IBM Knowledge Catalog Premium
IBM Knowledge Catalog Premium uses an embedded Db2 database, which requires a custom SCC. The SCC is used only by the instance of IBM Knowledge Catalog Premium that embeds the Db2 database.

The required SCC is created automatically.

For details, see Creating the custom security context constraint for embedded Db2 databases.
IBM Knowledge Catalog Standard
IBM Knowledge Catalog Standard uses an embedded Db2 database, which requires a custom SCC. The SCC is used only by the instance of IBM Knowledge Catalog Standard that embeds the Db2 database.

The required SCC is created automatically.

For details, see Creating the custom security context constraint for embedded Db2 databases.
Informix

Informix requires a custom SCC.

You must create this SCC manually.

For details, see Creating the custom security context constraint for Informix.
OpenPages
The OpenPages service can optionally embed a Db2 database.

If you chose to use an embedded Db2 database, OpenPages requires a custom SCC for the Db2 database.

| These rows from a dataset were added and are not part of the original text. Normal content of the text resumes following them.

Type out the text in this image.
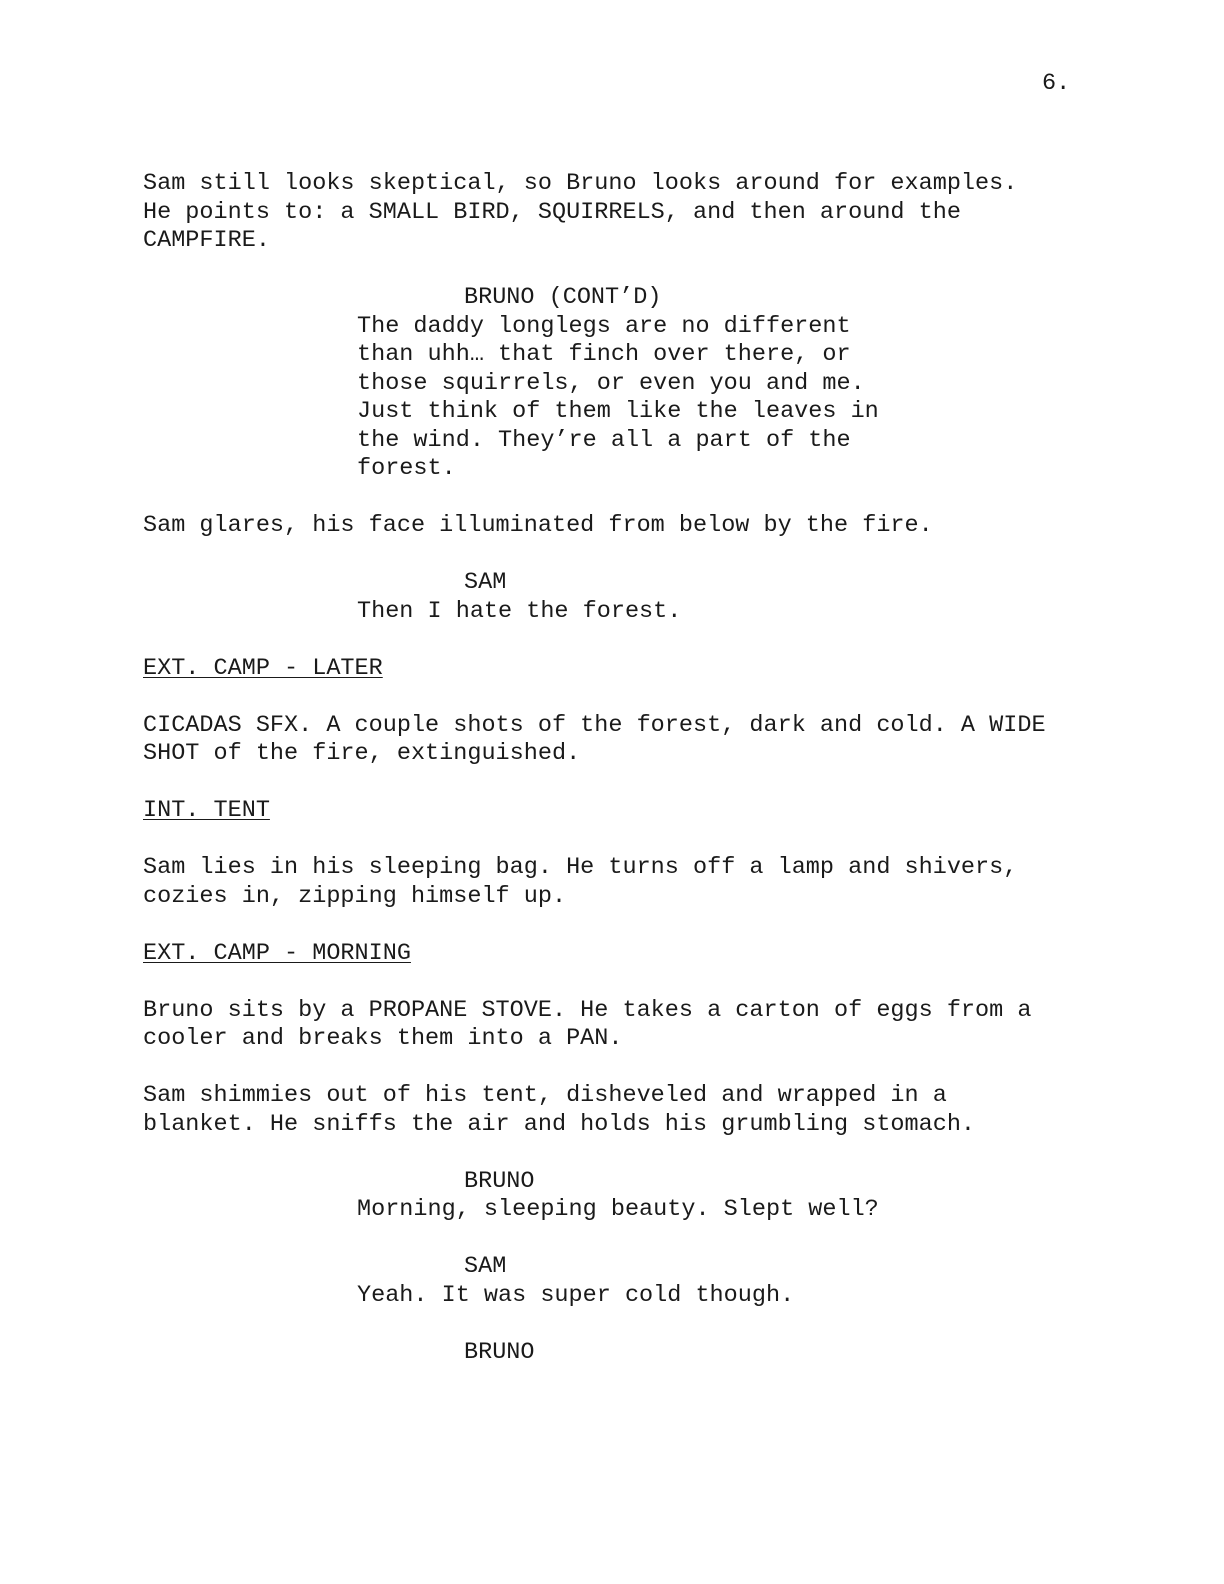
6.
Sam still looks skeptical, so Bruno looks around for examples.
He points to: a SMALL BIRD, SQUIRRELS, and then around the
CAMPFIRE.
BRUNO (CONT’D)
The daddy longlegs are no different
than uhh… that finch over there, or
those squirrels, or even you and me.
Just think of them like the leaves in
the wind. They’re all a part of the
forest.
Sam glares, his face illuminated from below by the fire.
SAM
Then I hate the forest.
EXT. CAMP - LATER
CICADAS SFX. A couple shots of the forest, dark and cold. A WIDE
SHOT of the fire, extinguished.
INT. TENT
Sam lies in his sleeping bag. He turns off a lamp and shivers,
cozies in, zipping himself up.
EXT. CAMP - MORNING
Bruno sits by a PROPANE STOVE. He takes a carton of eggs from a
cooler and breaks them into a PAN.
Sam shimmies out of his tent, disheveled and wrapped in a
blanket. He sniffs the air and holds his grumbling stomach.
BRUNO
Morning, sleeping beauty. Slept well?
SAM
Yeah. It was super cold though.
BRUNO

The SCC is used only by the instance of OpenPages that embeds the Db2 database.

The required SCC is created automatically.

For details, see Creating the custom security context constraint for embedded Db2 databases.

If you choose to use an external database, the custom SCC is not required.
watsonx.governance™
If you install the OpenPages component of watsonx.governance, you can either:
  • Use an existing OpenPages service instance
  • Use the default OpenPages service instance that is created when you install watsonx.governance.

    The default OpenPages instance uses an embedded Db2 database.

    The embedded Db2 database requires a custom SCC, which is created automatically. For details, see Creating the custom security context constraint for embedded Db2 databases.